Film release marks 50 years of 24-hour orienteering event Twalk
From trespassing to costumes, a new film marks how much has changed since orienteering event Twalk began 50 years ago.
Twalk differentiates itself from other orienteering or rogaining events with the way cryptic clues or codes are used for people to meet their objective. It is also a 24-hour walk, forming the origin of its name.
Greg Martin brought the idea back to his fellow students at the University of Canterbury, after an exchange to a Melbourne university.
"He organised the first Twalk and didn't ask the land owners," Pete Squires, one of the event's pioneering members, said.
"We were travelling, basically illegally, on private property without permission."

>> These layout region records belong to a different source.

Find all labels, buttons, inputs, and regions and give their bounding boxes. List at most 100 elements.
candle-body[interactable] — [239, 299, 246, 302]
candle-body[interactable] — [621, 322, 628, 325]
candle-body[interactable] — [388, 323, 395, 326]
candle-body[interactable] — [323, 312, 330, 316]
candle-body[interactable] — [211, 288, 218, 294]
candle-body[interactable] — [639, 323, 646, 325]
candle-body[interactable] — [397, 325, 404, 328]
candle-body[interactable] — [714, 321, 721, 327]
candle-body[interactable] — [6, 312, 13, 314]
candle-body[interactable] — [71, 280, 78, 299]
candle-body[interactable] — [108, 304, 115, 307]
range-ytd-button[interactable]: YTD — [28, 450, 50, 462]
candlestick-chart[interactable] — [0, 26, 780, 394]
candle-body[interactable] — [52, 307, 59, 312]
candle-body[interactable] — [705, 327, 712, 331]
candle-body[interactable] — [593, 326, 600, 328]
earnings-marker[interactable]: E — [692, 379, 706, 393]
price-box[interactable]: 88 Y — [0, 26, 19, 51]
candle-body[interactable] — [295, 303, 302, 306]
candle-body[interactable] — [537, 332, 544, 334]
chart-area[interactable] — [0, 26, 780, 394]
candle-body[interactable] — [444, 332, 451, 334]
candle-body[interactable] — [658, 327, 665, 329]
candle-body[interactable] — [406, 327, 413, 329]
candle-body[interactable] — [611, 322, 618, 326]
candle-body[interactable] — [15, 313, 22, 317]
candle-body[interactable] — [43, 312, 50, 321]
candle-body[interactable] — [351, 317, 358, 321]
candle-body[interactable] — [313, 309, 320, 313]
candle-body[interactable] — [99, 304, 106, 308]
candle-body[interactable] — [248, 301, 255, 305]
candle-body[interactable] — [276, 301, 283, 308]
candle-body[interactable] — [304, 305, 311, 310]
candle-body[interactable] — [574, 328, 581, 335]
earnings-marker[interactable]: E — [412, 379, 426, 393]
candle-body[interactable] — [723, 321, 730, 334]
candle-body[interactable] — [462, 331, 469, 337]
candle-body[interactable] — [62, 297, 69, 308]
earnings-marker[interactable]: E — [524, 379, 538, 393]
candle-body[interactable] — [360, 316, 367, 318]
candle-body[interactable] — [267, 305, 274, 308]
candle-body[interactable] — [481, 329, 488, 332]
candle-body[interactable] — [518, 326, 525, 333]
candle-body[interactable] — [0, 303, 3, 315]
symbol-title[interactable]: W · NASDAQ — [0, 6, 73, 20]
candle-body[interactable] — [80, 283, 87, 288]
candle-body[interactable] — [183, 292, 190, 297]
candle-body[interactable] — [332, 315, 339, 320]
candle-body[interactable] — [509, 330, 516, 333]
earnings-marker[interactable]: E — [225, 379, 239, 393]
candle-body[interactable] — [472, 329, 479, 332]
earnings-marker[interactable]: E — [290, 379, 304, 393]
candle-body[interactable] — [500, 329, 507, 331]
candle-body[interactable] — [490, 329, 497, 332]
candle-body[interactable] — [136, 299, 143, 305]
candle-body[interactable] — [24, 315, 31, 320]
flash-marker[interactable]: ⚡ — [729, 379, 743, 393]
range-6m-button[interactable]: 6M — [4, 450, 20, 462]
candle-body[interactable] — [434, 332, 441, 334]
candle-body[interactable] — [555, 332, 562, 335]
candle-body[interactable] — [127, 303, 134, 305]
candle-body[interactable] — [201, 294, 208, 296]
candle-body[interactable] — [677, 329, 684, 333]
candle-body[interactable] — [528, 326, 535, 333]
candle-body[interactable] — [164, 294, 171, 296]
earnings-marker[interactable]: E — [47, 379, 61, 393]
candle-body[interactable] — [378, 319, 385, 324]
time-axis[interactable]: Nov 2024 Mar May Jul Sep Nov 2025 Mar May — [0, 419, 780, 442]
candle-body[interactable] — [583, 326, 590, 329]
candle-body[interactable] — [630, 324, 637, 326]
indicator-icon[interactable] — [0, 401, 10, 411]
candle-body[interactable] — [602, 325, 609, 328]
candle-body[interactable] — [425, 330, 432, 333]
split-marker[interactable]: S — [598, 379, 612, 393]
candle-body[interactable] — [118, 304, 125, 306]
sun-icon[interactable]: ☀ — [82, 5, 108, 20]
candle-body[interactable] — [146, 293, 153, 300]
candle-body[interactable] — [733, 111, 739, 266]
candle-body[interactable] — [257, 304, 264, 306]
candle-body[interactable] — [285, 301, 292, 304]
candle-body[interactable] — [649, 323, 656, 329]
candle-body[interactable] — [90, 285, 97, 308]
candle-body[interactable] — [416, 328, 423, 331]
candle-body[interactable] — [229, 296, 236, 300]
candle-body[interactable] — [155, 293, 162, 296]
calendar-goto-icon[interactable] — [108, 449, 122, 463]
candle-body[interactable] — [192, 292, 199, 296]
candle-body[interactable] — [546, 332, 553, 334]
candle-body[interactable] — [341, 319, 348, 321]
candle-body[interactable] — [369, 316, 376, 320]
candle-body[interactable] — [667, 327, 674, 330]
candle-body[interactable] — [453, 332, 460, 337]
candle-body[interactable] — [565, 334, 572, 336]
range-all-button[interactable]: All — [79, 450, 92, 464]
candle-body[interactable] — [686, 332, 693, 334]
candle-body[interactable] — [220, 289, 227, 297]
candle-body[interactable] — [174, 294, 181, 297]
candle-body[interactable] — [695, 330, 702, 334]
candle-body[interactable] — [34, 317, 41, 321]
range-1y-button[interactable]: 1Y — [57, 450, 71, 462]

Squires was one of many past and present Twalkers interviewed for a film about the event's 50-year history, screening for the first time on Wednesday.
50 Years of Twalk showcases some of the landscapes explored by the thousands who have embarked, with a narrative driven by those interviews.
"I think [the scenery] really adds to the film because it's the kind of event where you get to areas you usually can't, because it's private farm land," Tobi Wulff, one of the filmmakers and a Twalker since 2009, said.
"A lot of the time it's country we could never go tramping in, but we can thanks to the event."
Twalk has been run annually by the Canterbury University Tramping Club since 1967. The club's Twalk officer, Enda Walsh, said it was held in a different location, kept secret from the hundreds of contenders until it began, each year.
Walsh said there was one glaring introduction to the event, made in the late 1970s, which perhaps differentiated it from others – costumes.
"I don't know why the dressing up became a thing but, with the cryptic clues, it was part of the sillier end of Twalk. We're not looking to be Godzone here, you know."
But that did not stop people taking it seriously, with about 10 of the 57 teams involved this year contending for the top spot.
"They do not stop. They do not rest. They continue going for the whole thing . . . The winning teams this year were a hodge podge of people from all over the place."
Wulff said the concept for a film started about two months before the 2016 Twalk, and included compiling more than six hours of interviews.
The time spent putting the film together was worth the effort, he said.
"There's a lot of people that have some connection to it . . . it may be one of the longest-running events in its category.
"It's never missed a year."
50 Years of Twalk will screen at Bivouac Outdoor, Tower Junction, from 7.30pm on Wednesday. Tickets are $5 and filmgoers are encouraged to bring a chair or beanbag.